W324 Improvement of Information and Material Resources of Lotus japonicus

Date: Sunday, January 15, 2012
Time: 2:15 PM
Room: Pacific Salon 2
Shusei Sato , Kazusa DNA Research Institute, Kisarazu, Chiba, Japan
Eigo Fukai , Kazusa DNA Research Institute, Kisarazu, Chiba, Japan
Hideki Hirakawa , Kazusa DNA Research Institute, Kisarazu, Chiba, Japan
Dorian F. Urbanski , Aarhus University, Aarhus, Denmark
Anna Malolepszy , Aarhus University, Aarhus, Denmark
Vikas Gupta , Aarhus University, Aarhus, Denmark
Stig U. Andersen , Aarhus University, Aarhus, Denmark
Jens Stougaard , Aarhus University, Aarhus, Denmark
Makoto Hayashi , National Institute of Agrobiological Sciences, Tsukuba, Japan
Satoshi Tabata , Kazusa DNA Research Institute, Kisarazu, Chiba, Japan
To investigate the whole genetic system of legume species, we have been analyzing the genome of a model legume, Lotus japonicus. The latest version of the genome sequence information (release 2.5) generated by clone-by-clone and selected TAC mixture sequencing is provided through our web database, “miyakogusa.jp” (http://kazusa.or.jp/lotus/). Toward the completion of L. japonicus genome sequencing, we are currently working on further improvement by adding the sequence information generated from second generation sequencers. By integrating paired end sequences generated from 454 and Illumina sequencers, scaffolding and gap filling of current pseudomolecules are on going. Status of this integration approach will be presented.

Along with the accumulation of genome information, the demand for an efficient experimental tool for gene function analysis has been increasing. Reverse genetics is one of the effective approaches. In order to establish the basis for reverse genetic approach, we are currently preparing large scale insertion tag lines applying endogenous retrotransposon of L. japonicus named LORE1. Since LORE1 transposition occurs in the germline, seeds harvested from a single activated line have different insertion sites in their genomes, and thus can be considered as independent tag lines.
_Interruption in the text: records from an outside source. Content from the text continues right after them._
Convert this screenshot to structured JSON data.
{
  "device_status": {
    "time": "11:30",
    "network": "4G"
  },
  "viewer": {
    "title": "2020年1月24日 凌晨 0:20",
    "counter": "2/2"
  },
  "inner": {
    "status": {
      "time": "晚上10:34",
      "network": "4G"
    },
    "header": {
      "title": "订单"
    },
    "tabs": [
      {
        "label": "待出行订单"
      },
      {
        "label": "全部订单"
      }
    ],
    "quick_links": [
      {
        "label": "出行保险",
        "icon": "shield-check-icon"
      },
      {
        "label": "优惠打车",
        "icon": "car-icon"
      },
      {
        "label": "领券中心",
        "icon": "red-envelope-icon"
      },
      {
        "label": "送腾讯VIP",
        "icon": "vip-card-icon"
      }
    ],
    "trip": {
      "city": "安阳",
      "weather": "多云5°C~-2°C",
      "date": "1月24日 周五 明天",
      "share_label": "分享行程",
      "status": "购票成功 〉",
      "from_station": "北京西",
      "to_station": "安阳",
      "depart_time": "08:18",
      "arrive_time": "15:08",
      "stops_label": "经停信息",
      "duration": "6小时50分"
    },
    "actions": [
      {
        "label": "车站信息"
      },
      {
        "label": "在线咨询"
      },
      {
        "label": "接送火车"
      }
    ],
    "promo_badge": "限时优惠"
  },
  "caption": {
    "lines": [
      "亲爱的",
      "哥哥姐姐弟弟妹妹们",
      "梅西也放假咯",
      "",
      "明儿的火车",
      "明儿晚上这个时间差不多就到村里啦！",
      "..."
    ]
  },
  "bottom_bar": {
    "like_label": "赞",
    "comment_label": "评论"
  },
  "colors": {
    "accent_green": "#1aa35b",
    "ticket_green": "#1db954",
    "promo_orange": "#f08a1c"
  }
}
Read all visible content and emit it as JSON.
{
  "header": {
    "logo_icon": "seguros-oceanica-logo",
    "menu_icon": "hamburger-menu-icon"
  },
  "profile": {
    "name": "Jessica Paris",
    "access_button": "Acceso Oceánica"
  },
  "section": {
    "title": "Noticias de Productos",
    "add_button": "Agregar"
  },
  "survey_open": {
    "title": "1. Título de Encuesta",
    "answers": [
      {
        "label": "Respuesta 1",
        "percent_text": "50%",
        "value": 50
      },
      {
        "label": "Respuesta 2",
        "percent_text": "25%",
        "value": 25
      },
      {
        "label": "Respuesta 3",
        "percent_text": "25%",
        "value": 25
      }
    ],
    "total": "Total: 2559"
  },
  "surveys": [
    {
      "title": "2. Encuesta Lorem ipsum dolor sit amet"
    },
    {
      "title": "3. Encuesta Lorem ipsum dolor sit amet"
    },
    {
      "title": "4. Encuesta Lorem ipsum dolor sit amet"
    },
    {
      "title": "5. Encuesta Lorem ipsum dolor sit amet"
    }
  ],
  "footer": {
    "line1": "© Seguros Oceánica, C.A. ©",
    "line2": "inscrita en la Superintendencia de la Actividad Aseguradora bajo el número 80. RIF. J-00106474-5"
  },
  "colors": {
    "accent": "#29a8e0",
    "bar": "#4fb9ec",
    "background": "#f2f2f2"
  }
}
The large-scale detection of LORE1 insertion sites using second generation sequencers revealed a preference for genic regions, especially in exons of protein coding genes. With these features suitable for gene tagging line construction combined with established high-throughput FST analysis system, LORE1 insertion lines pave the way to development of a comprehensive reverse genetic resource.